Julio Iglesias, sobre ser padre: “Un buen padre lleva a sus hijos al colegio, da lecciones, yo nunca hice eso”

Julio Iglesias ha hablado en varias ocasiones de su faceta como padre con una sinceridad poco habitual. El cantante, acostumbrado durante décadas a una vida marcada por giras, viajes y largas temporadas fuera de casa, reconoce que su manera de ejercer la paternidad estuvo muy lejos de la imagen tradicional de un padre presente en el día a día.

“Un buen padre va de muchas cosas, lleva a los niños a la escuela, les pide las lecciones, yo nunca hice eso en mi vida”, llegó a reconocer. Una frase con la que Iglesias no intenta presentarse como un ejemplo, sino admitir que su carrera profesional ocupó una parte enorme de su tiempo durante los años en los que sus hijos crecían.

Julio Iglesias reconoce lo que no hizo como padre

El cantante explica que mientras otros padres podían acompañar a sus hijos al colegio, ayudarles con los deberes o compartir rutinas cotidianas, él estaba construyendo una carrera internacional que le obligaba a pasar continuamente de un país a otro.

Julio Iglesias
Julio Iglesias

Su reflexión tiene también un componente de justificación personal. “Era mi tiempo, era mi vida y gracias a ese tiempo, ahora ellos tienen el tiempo necesario”, señaló. Iglesias considera que aquellas décadas de trabajo permitieron construir una estabilidad económica de la que posteriormente se ha beneficiado su familia.

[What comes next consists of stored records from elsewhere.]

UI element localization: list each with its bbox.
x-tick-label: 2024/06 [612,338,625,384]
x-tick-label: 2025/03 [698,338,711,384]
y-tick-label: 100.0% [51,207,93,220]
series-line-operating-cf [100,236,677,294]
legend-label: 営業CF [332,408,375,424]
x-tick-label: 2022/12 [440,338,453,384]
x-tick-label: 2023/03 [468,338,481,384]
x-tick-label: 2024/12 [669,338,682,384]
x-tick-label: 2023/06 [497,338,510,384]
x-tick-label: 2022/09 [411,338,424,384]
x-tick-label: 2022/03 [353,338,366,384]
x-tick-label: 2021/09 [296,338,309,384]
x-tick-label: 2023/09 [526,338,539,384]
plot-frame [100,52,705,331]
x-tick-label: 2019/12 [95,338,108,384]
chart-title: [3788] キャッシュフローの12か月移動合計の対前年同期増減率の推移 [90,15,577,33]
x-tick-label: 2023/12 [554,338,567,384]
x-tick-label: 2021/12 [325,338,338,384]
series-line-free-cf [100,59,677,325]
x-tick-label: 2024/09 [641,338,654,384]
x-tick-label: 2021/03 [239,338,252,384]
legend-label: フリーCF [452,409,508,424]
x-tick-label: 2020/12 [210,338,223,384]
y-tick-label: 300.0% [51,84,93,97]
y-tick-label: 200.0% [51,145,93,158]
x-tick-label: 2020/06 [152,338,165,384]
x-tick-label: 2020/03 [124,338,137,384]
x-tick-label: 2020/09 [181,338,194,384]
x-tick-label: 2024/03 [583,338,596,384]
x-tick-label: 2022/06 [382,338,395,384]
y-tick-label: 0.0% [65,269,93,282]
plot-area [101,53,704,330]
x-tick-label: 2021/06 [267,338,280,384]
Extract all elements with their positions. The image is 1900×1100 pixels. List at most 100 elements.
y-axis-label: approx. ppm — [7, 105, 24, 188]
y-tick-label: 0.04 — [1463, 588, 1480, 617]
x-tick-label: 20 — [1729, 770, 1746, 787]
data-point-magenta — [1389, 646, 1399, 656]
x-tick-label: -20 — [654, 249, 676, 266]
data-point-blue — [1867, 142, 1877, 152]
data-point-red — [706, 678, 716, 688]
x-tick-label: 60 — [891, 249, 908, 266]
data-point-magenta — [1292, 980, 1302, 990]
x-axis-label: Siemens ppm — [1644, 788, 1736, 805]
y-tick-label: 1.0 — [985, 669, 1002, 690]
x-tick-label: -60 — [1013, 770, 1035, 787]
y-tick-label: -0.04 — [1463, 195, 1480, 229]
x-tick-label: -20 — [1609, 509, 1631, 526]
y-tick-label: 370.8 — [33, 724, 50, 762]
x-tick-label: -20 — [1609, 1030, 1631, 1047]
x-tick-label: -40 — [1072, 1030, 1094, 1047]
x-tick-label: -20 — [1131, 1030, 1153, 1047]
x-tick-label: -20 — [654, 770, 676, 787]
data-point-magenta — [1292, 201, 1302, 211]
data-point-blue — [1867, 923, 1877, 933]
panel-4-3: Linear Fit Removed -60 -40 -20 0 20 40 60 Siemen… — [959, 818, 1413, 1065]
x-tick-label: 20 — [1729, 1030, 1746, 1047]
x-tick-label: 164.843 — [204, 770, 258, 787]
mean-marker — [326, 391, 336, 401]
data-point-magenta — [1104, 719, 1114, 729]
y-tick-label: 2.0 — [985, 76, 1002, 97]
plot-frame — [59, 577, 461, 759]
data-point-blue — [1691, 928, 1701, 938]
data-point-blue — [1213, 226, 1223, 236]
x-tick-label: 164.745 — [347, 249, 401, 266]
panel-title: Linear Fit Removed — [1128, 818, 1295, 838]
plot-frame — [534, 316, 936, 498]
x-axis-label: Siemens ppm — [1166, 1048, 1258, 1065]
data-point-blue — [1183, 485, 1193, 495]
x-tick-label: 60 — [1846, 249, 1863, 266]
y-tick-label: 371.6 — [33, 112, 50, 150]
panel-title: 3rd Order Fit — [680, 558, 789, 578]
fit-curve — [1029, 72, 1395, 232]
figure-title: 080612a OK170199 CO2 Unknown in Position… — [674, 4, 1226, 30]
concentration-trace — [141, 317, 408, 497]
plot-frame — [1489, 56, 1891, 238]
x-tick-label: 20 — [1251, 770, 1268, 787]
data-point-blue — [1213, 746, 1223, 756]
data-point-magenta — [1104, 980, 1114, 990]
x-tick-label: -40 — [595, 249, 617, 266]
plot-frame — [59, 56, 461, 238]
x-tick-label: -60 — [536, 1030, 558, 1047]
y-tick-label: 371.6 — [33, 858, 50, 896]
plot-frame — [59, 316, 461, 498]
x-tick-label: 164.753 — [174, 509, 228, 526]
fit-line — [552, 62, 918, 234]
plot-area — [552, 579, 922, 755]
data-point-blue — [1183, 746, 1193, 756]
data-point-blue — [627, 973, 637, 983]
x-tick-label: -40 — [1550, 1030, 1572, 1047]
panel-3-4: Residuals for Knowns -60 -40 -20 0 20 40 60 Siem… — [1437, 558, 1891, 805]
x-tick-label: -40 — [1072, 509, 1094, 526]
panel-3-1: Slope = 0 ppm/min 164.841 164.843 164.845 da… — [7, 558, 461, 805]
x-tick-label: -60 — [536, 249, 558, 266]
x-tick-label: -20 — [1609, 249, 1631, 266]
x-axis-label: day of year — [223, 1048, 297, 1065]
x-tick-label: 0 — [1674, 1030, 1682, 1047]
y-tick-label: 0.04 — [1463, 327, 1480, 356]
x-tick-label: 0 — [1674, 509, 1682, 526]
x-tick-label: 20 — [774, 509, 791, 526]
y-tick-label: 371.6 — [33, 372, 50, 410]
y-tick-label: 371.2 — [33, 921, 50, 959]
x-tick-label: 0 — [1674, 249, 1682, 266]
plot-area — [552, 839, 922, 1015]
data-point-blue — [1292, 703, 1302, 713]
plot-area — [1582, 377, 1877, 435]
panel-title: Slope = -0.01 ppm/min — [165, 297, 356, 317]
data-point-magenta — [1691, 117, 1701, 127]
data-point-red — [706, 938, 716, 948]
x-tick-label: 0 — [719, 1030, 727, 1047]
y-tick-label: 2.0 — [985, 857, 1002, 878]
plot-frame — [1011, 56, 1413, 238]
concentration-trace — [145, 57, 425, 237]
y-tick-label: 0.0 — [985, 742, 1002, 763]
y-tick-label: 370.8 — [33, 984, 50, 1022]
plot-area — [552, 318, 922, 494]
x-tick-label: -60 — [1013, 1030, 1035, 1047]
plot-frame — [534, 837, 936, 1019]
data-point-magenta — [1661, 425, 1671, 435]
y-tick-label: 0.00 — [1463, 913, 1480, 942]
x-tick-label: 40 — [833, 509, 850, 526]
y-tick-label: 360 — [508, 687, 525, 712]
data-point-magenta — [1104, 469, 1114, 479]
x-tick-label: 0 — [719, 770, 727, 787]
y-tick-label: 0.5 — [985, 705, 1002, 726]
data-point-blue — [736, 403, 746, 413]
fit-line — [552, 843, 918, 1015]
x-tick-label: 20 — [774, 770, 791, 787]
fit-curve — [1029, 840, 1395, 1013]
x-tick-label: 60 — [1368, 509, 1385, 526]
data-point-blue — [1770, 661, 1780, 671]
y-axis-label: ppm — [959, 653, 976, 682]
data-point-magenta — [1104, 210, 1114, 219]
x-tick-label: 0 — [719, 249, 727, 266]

Una manera diferente de entender la paternidad

Sus palabras plantean una visión muy particular sobre lo que significa ser padre. Iglesias reconoce que no estuvo presente en muchas pequeñas escenas cotidianas que suelen construir la relación entre padres e hijos, pero entiende que su aportación estuvo en otro lugar: trabajar, generar patrimonio y garantizar oportunidades. Eso no significa que esa forma de paternidad sea necesariamente trasladable a otras familias. El propio cantante parte precisamente de reconocer aquello que no hizo y de aceptar que un padre tradicionalmente considerado presente cumple funciones que él dejó en manos de otras personas.

Con el paso de los años, Julio Iglesias ha podido mirar aquella etapa desde otra perspectiva. Su carrera le permitió convertirse en uno de los artistas españoles más conocidos internacionalmente, pero también tuvo un coste evidente en tiempo familiar. Su frase resume esa contradicción. Iglesias no se atribuye el modelo del padre que lleva a sus hijos al colegio o supervisa cada lección. Su manera de entenderlo fue distinta: dedicar gran parte de su vida al trabajo pensando que ese esfuerzo acabaría dando a sus hijos algo que él también valoraba enormemente, la posibilidad de disponer de su propio tiempo.